Феликс спустился с табуретки, вышел из кладовой, застыл у одного из архивных шкафов. Всё это делал как-то без раздумий, будто животное, ведомое инстинктом. Разум отказывался принимать столь шокирующий факт. Однако то была суровая истина: Чанбин действительно подглядывал за Феликсом.
С какой именно целью? Связано ли это с тем, что они обсуждали вчера? Означало ли, Чанбин не доверяет Феликсу? Или дела куда хуже, и за слежкой стоял сам фараон?
От размышлений Феликса оторвало движение слева, которое он заметил боковым зрением. Об пол с шумом стукнулся увесистый предмет.
— Вот, душенька. — Чанбин оторвал ладони от таза, выпрямился. — Новая вода.
— Спасибо.
— Протирай дальше. Только без ёрничества, чтобы чисто было! Я тоже пойду.

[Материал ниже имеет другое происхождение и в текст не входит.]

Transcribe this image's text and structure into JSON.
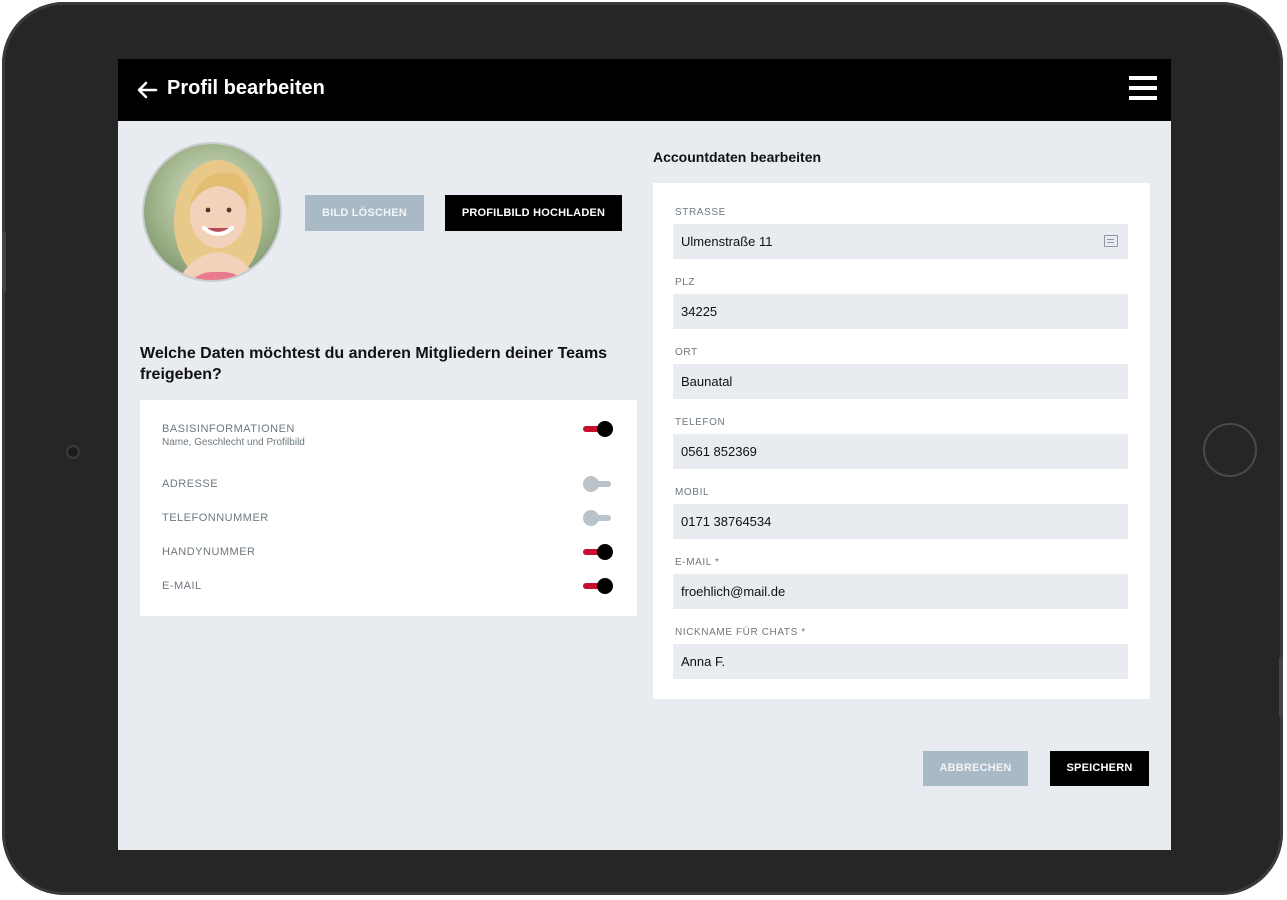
{
  "header": {
    "title": "Profil bearbeiten"
  },
  "profile": {
    "delete_label": "BILD LÖSCHEN",
    "upload_label": "PROFILBILD HOCHLADEN"
  },
  "sharing": {
    "question": "Welche Daten möchtest du anderen Mitgliedern deiner Teams freigeben?",
    "items": [
      {
        "label": "BASISINFORMATIONEN",
        "sublabel": "Name, Geschlecht und Profilbild",
        "enabled": true
      },
      {
        "label": "ADRESSE",
        "enabled": false
      },
      {
        "label": "TELEFONNUMMER",
        "enabled": false
      },
      {
        "label": "HANDYNUMMER",
        "enabled": true
      },
      {
        "label": "E-MAIL",
        "enabled": true
      }
    ]
  },
  "account": {
    "heading": "Accountdaten bearbeiten",
    "fields": [
      {
        "label": "STRASSE",
        "value": "Ulmenstraße 11"
      },
      {
        "label": "PLZ",
        "value": "34225"
      },
      {
        "label": "ORT",
        "value": "Baunatal"
      },
      {
        "label": "TELEFON",
        "value": "0561 852369"
      },
      {
        "label": "MOBIL",
        "value": "0171 38764534"
      },
      {
        "label": "E-MAIL *",
        "value": "froehlich@mail.de"
      },
      {
        "label": "NICKNAME FÜR CHATS *",
        "value": "Anna F."
      }
    ]
  },
  "footer": {
    "cancel_label": "ABBRECHEN",
    "save_label": "SPEICHERN"
  },
  "colors": {
    "accent": "#c8102e",
    "toggle_off": "#b9c3ca",
    "button_gray": "#a9b9c5",
    "background": "#e8ebef"
  }
}
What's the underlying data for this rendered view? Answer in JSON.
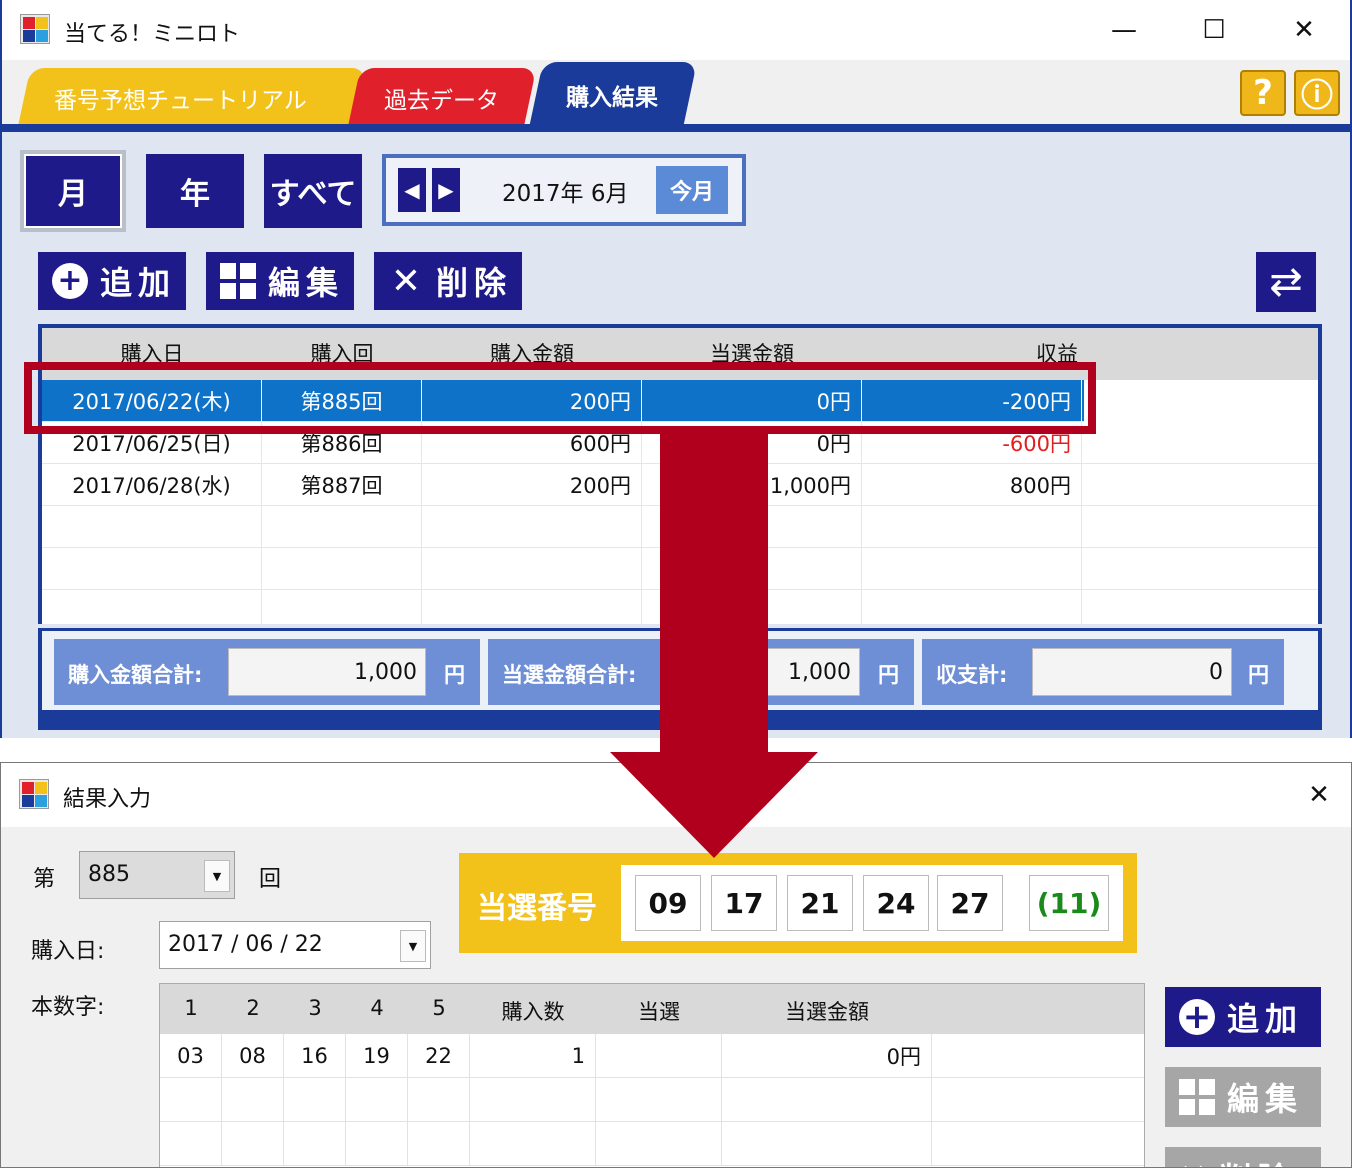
{
  "main_window": {
    "title": "当てる！ミニロト",
    "tabs": [
      {
        "label": "番号予想チュートリアル",
        "color": "#f3c21a"
      },
      {
        "label": "過去データ",
        "color": "#e0202a"
      },
      {
        "label": "購入結果",
        "color": "#1b3b9a",
        "active": true
      }
    ],
    "help_label": "?",
    "info_label": "ⓘ",
    "period_buttons": [
      "月",
      "年",
      "すべて"
    ],
    "active_period": "月",
    "month_label": "2017年 6月",
    "today_label": "今月",
    "actions": {
      "add": "追加",
      "edit": "編集",
      "delete": "削除"
    },
    "table": {
      "headers": [
        "購入日",
        "購入回",
        "購入金額",
        "当選金額",
        "収益"
      ],
      "rows": [
        {
          "date": "2017/06/22(木)",
          "round": "第885回",
          "purchase": "200円",
          "winning": "0円",
          "profit": "-200円",
          "selected": true
        },
        {
          "date": "2017/06/25(日)",
          "round": "第886回",
          "purchase": "600円",
          "winning": "0円",
          "profit": "-600円"
        },
        {
          "date": "2017/06/28(水)",
          "round": "第887回",
          "purchase": "200円",
          "winning": "1,000円",
          "profit": "800円"
        }
      ]
    },
    "summary": {
      "purchase_total_label": "購入金額合計:",
      "purchase_total": "1,000",
      "winning_total_label": "当選金額合計:",
      "winning_total": "1,000",
      "balance_label": "収支計:",
      "balance": "0",
      "unit": "円"
    },
    "splitter_glyph": "▲ ···"
  },
  "dialog": {
    "title": "結果入力",
    "round_prefix": "第",
    "round_value": "885",
    "round_suffix": "回",
    "date_label": "購入日:",
    "date_value": "2017 / 06 / 22",
    "numbers_label": "本数字:",
    "winning_numbers_label": "当選番号",
    "winning_numbers": [
      "09",
      "17",
      "21",
      "24",
      "27"
    ],
    "bonus_number": "(11)",
    "grid_headers": [
      "1",
      "2",
      "3",
      "4",
      "5",
      "購入数",
      "当選",
      "当選金額"
    ],
    "grid_rows": [
      {
        "n1": "03",
        "n2": "08",
        "n3": "16",
        "n4": "19",
        "n5": "22",
        "count": "1",
        "hit": "",
        "amount": "0円"
      }
    ],
    "buttons": {
      "add": "追加",
      "edit": "編集",
      "delete": "削除"
    }
  },
  "colors": {
    "navy": "#1f1a8a",
    "blue": "#1b3b9a",
    "highlight": "#b0001e",
    "gold": "#f3c21a"
  }
}
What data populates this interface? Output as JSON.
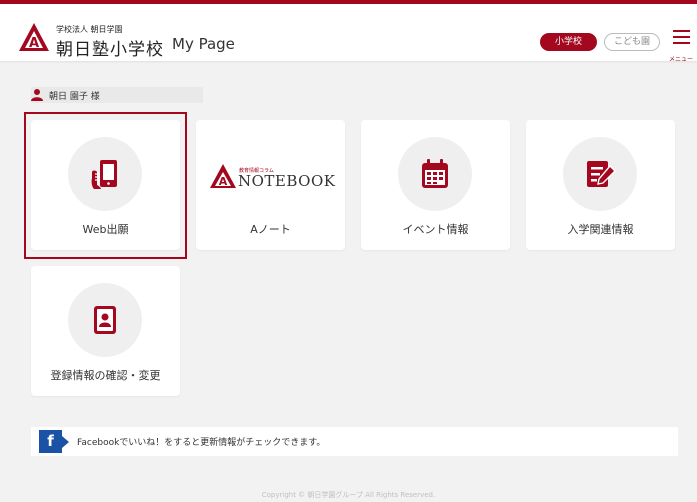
{
  "header": {
    "org_small": "学校法人 朝日学園",
    "org_name": "朝日塾小学校",
    "page_title": "My Page",
    "segment_school": "小学校",
    "segment_kindergarten": "こども園",
    "menu_label": "メニュー"
  },
  "user": {
    "name": "朝日 園子 様"
  },
  "cards": [
    {
      "label": "Web出願",
      "icon": "smartphone-hand-icon",
      "selected": true
    },
    {
      "label": "Aノート",
      "icon": "notebook-logo",
      "logo_small": "教育情報コラム",
      "logo_big": "NOTEBOOK"
    },
    {
      "label": "イベント情報",
      "icon": "calendar-icon"
    },
    {
      "label": "入学関連情報",
      "icon": "edit-document-icon"
    },
    {
      "label": "登録情報の確認・変更",
      "icon": "profile-card-icon"
    }
  ],
  "facebook": {
    "text": "Facebookでいいね！をすると更新情報がチェックできます。"
  },
  "footer": {
    "copyright": "Copyright © 朝日学園グループ All Rights Reserved."
  },
  "colors": {
    "brand": "#a3081f",
    "facebook": "#1a52a5",
    "background": "#f2f2f2"
  }
}
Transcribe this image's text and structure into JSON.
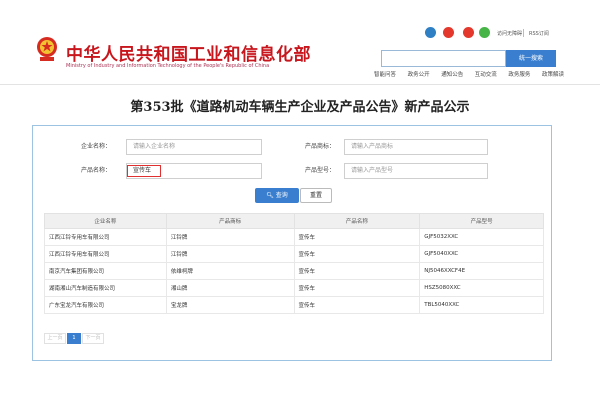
{
  "header": {
    "title_cn": "中华人民共和国工业和信息化部",
    "title_en": "Ministry of Industry and Information Technology of the People's Republic of China",
    "top_links": [
      "访问无障碍",
      "RSS订阅"
    ],
    "search_button": "统一搜索",
    "nav": [
      "智能问答",
      "政务公开",
      "通知公告",
      "互动交流",
      "政务服务",
      "政策解读"
    ]
  },
  "page_heading": "第353批《道路机动车辆生产企业及产品公告》新产品公示",
  "form": {
    "company_label": "企业名称：",
    "company_placeholder": "请输入企业名称",
    "brand_label": "产品商标：",
    "brand_placeholder": "请输入产品商标",
    "product_name_label": "产品名称：",
    "product_name_value": "宣传车",
    "model_label": "产品型号：",
    "model_placeholder": "请输入产品型号",
    "query_button": "查询",
    "reset_button": "重置"
  },
  "table": {
    "columns": [
      "企业名称",
      "产品商标",
      "产品名称",
      "产品型号"
    ],
    "rows": [
      [
        "江西江铃专用车有限公司",
        "江铃牌",
        "宣传车",
        "GJF5032XXC"
      ],
      [
        "江西江铃专用车有限公司",
        "江铃牌",
        "宣传车",
        "GJF5040XXC"
      ],
      [
        "南京汽车集团有限公司",
        "依维柯牌",
        "宣传车",
        "NJ5046XXCF4E"
      ],
      [
        "湖南湘山汽车制造有限公司",
        "湘山牌",
        "宣传车",
        "HSZ5080XXC"
      ],
      [
        "广东宝龙汽车有限公司",
        "宝龙牌",
        "宣传车",
        "TBL5040XXC"
      ]
    ]
  },
  "pagination": {
    "prev": "上一页",
    "current": "1",
    "next": "下一页"
  },
  "colors": {
    "brand_red": "#c8161d",
    "accent_blue": "#3a7fcf",
    "panel_border": "#9cc3e2"
  }
}
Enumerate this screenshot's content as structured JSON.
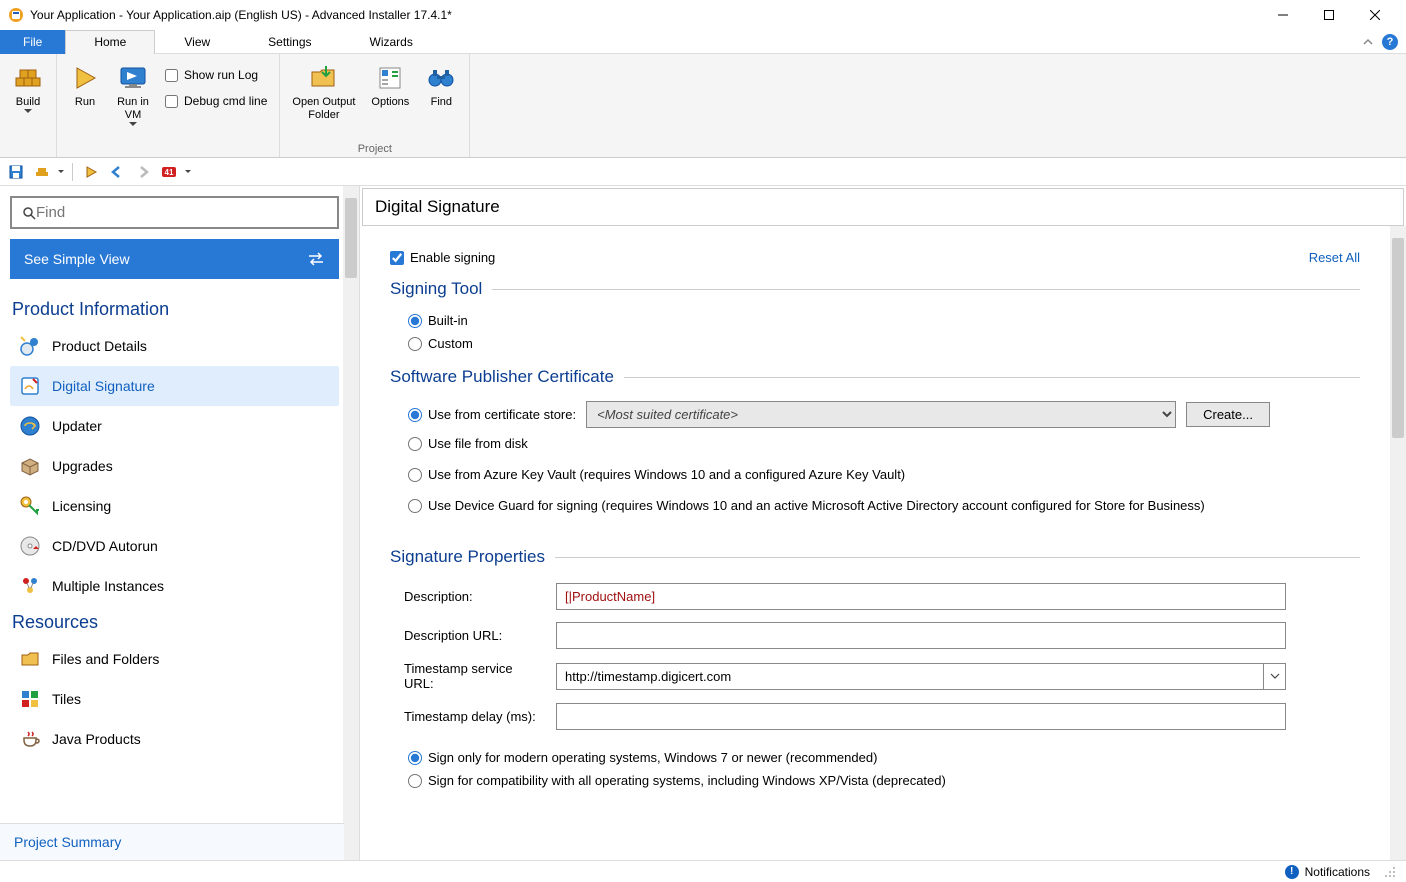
{
  "window": {
    "title": "Your Application - Your Application.aip (English US) - Advanced Installer 17.4.1*"
  },
  "ribbon_tabs": {
    "file": "File",
    "home": "Home",
    "view": "View",
    "settings": "Settings",
    "wizards": "Wizards"
  },
  "ribbon": {
    "build": "Build",
    "run": "Run",
    "run_in_vm": "Run in\nVM",
    "show_run_log": "Show run Log",
    "debug_cmd": "Debug cmd line",
    "open_output": "Open Output\nFolder",
    "options": "Options",
    "find": "Find",
    "group_project": "Project"
  },
  "sidebar": {
    "search_placeholder": "Find",
    "simple_view": "See Simple View",
    "section_product": "Product Information",
    "items_product": [
      "Product Details",
      "Digital Signature",
      "Updater",
      "Upgrades",
      "Licensing",
      "CD/DVD Autorun",
      "Multiple Instances"
    ],
    "section_resources": "Resources",
    "items_resources": [
      "Files and Folders",
      "Tiles",
      "Java Products"
    ],
    "project_summary": "Project Summary"
  },
  "content": {
    "title": "Digital Signature",
    "enable_signing": "Enable signing",
    "reset_all": "Reset All",
    "section_signing_tool": "Signing Tool",
    "radio_builtin": "Built-in",
    "radio_custom": "Custom",
    "section_cert": "Software Publisher Certificate",
    "radio_cert_store": "Use from certificate store:",
    "cert_dropdown": "<Most suited certificate>",
    "create_btn": "Create...",
    "radio_file_disk": "Use file from disk",
    "radio_azure": "Use from Azure Key Vault (requires Windows 10 and a configured Azure Key Vault)",
    "radio_device_guard": "Use Device Guard for signing (requires Windows 10 and an active Microsoft Active Directory account configured for Store for Business)",
    "section_sig_props": "Signature Properties",
    "label_description": "Description:",
    "value_description": "[|ProductName]",
    "label_desc_url": "Description URL:",
    "value_desc_url": "",
    "label_ts_url": "Timestamp service URL:",
    "value_ts_url": "http://timestamp.digicert.com",
    "label_ts_delay": "Timestamp delay (ms):",
    "value_ts_delay": "",
    "radio_modern": "Sign only for modern operating systems, Windows 7 or newer (recommended)",
    "radio_compat": "Sign for compatibility with all operating systems, including Windows XP/Vista (deprecated)"
  },
  "statusbar": {
    "notifications": "Notifications"
  }
}
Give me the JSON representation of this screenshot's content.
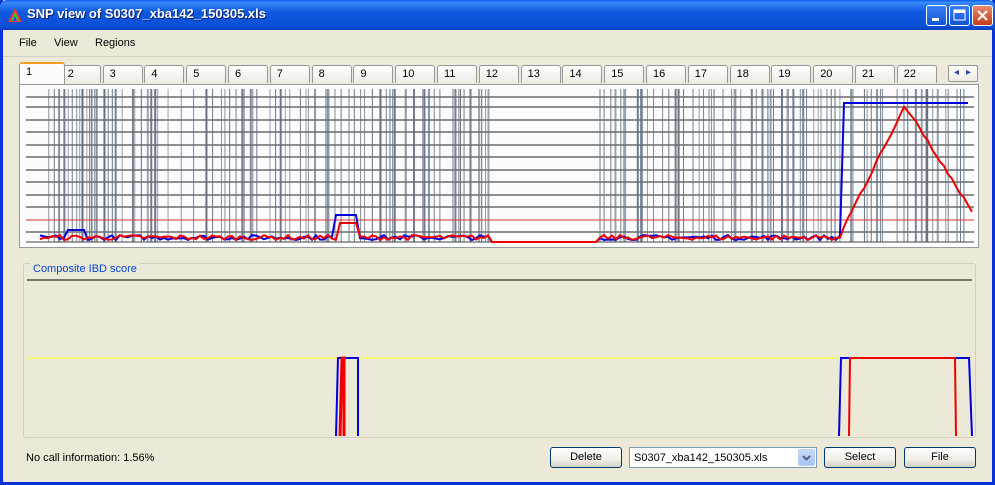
{
  "window": {
    "title": "SNP view of S0307_xba142_150305.xls",
    "controls": {
      "minimize": "_",
      "maximize": "□",
      "close": "✕"
    }
  },
  "menu": [
    "File",
    "View",
    "Regions"
  ],
  "tabs": [
    "1",
    "2",
    "3",
    "4",
    "5",
    "6",
    "7",
    "8",
    "9",
    "10",
    "11",
    "12",
    "13",
    "14",
    "15",
    "16",
    "17",
    "18",
    "19",
    "20",
    "21",
    "22"
  ],
  "active_tab": "1",
  "tab_scroll": {
    "left": "◂",
    "right": "▸"
  },
  "composite": {
    "label": "Composite IBD score"
  },
  "status": {
    "no_call": "No call information: 1.56%"
  },
  "buttons": {
    "delete": "Delete",
    "select": "Select",
    "file": "File"
  },
  "file_select": {
    "value": "S0307_xba142_150305.xls"
  },
  "colors": {
    "titlebar": "#0b4fd6",
    "blue_trace": "#0000dd",
    "red_trace": "#ee0000",
    "threshold": "#ffff00",
    "snp_bars": "#5f6e80"
  }
}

Чанбин сделал шаг в сторону двери к той кладовой. На мгновение сердце Феликса перестало биться, его душа в ужасе затрепетала перед идеей, посетившей разум. Всё существо окутал холод тревоги. И Феликс озвучил, о чём подумал:
— Могу я помочь тебе?
Застыв на месте, Чанбин сохранил безмолвие. Феликс глядел ему в спину, и один только этот вид основательной, почти совершенной физической подготовки внушал страх. Атмосфера накалилась от длительного молчания, стала гнетущей и давящей.
— Нет уж, спасибо, — прыснув со смеху, ответил-таки Чанбин.
Тем не менее в его голосе отчётливо улавлилась нарочитая, искусственная насмешливость, которой Чанбин, очевидно, пытался скрыть собственное напряжение. Насколько же уязвимым было его положение в данный момент? А насколько жалким будет, если Феликс всё-таки уличит его во лжи?
«Раз уж решился, значит, надо идти до конца».
— Позволь помочь, Бин-и. Понимаю, мне ещё много убираться здесь, но я хотел бы как-то отблагодарить тебя… Просто за то, что ты есть. Я помню о том, как ты помогал мне. Как сидел рядом со мной, истекающим кровью, пока я был без сознания, и менял перевязки. Как приносил мне кушанья из самых искренних побуждений. Как подарил мне обсидиановые серьги. Всё это очень мило, Бин-и. Я ценю, что мне выпала удача познакомиться с таким человеком, как ты. Поэтому, пожалуйста, позволь мне оказать тебе самую малую помощь, на которую я только способен.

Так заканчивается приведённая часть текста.